Un million par jour, de quoi ne pas trop s'en faire. | Matt Winkelmeyer / Getty Images North America / AFP
Un million par jour, de quoi ne pas trop s'en faire. | Matt Winkelmeyer / Getty Images North America / AFP

Un million de dollars par jour: la rémunération faramineuse du PDG de Coinbase

Brian Armstrong s'est vu attribuer un plan de stock-options très généreux.

La flambée du cours du bitcoin, multiplié par six entre mars 2020 et mars 2021, a subitement fait la fortune de certains crypto-investisseurs. Selon CBS, il y aurait à présent 100.000 millionnaires en bitcoin dans le monde, contre à peine 15.000 un an auparavant.

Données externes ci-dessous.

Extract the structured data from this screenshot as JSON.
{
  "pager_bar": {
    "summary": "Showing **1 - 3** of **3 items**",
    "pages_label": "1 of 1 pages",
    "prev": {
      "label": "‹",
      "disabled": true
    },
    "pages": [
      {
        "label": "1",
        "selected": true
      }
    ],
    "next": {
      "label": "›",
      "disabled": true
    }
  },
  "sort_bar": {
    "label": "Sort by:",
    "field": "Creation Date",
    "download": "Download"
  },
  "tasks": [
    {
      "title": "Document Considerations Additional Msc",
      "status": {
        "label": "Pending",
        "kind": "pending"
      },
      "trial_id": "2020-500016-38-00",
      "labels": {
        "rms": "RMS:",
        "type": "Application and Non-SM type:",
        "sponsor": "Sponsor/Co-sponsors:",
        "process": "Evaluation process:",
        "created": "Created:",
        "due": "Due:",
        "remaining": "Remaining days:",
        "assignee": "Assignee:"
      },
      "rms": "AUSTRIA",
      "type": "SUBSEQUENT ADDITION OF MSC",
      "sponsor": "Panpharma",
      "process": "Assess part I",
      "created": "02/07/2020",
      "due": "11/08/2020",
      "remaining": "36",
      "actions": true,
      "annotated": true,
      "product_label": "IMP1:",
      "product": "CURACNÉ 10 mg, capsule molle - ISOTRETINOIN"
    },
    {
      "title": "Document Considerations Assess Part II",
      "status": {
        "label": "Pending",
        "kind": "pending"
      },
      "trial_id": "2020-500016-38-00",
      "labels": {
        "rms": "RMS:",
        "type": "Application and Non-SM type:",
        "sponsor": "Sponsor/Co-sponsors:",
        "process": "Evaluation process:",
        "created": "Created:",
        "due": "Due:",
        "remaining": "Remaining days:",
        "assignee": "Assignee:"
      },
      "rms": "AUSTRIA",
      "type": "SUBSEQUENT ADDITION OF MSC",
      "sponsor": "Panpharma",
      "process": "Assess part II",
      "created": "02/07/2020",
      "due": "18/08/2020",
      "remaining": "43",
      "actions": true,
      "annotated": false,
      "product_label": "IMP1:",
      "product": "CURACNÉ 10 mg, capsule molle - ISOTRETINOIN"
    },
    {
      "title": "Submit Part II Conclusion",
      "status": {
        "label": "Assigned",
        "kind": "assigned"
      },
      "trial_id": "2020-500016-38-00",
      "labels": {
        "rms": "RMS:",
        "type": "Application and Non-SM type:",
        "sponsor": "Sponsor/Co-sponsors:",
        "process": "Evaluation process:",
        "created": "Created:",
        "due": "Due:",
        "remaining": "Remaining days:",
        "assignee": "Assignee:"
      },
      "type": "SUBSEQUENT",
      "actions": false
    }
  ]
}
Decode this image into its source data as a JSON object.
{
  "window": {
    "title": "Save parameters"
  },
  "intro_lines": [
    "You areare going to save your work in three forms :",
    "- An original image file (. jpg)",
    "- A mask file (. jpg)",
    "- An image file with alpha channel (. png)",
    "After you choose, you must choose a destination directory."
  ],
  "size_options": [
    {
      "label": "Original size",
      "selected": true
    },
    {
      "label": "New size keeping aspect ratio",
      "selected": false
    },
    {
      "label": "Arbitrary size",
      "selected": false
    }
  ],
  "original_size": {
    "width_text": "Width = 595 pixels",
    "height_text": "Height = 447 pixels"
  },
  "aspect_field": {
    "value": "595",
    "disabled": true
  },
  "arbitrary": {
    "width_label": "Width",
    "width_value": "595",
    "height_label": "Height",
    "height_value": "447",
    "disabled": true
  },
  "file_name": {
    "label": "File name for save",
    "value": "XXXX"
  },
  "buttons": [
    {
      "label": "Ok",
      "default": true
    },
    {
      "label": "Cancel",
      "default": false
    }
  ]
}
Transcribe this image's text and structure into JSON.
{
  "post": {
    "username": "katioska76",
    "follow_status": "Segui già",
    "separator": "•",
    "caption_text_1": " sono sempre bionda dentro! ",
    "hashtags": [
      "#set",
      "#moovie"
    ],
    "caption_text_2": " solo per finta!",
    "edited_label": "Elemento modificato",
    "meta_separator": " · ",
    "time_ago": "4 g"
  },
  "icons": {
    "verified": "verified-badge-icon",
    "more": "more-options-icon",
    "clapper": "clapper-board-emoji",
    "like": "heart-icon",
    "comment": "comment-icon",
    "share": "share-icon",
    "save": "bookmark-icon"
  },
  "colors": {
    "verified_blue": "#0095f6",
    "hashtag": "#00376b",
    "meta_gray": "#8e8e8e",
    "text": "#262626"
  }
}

Au moins cinq d'entre eux ont rejoint le club des milliardaires, d'après Forbes, dont Cameron et Tyler Winklevoss, les cofondateurs de la bourse de cryptologie Gemini, ou Matthew Roszak, un crypto-évangéliste de la première heure qui a vu sa fortune passer de 300 millions à 1,2 milliard de dollars (1 milliard d'euros environ) en un an.

Mais ce n'est rien au regard des 15 milliards du PDG de Coinbase, l'une des applications d'échange de cryptomonnaie les plus populaires. Brian Armstrong fait désormais partie des 500 personnes les plus riches du monde, devant le patron de Snapchat Evan Spiegel ou de Twitter Jack Dorsey.

Après avoir perçu un salaire mensuel d'un million d'euros en 2020, le néo-milliardaire pourrait toucher plus de 3 milliards de dollars sur la prochaine décennie, soit près d'un million de dollars par jour ouvré, rapporte Bloomberg, qui cite cet accord de rémunération comme «l'un des plus somptueux d'Amérique».

C'est notamment la prochaine entrée en bourse de Coinbase qui affole les compteurs. Créée en 2012, l'entreprise est devenue un mastodonte des cryptomonnaies, grâce à l'engouement mondial pour le bitcoin.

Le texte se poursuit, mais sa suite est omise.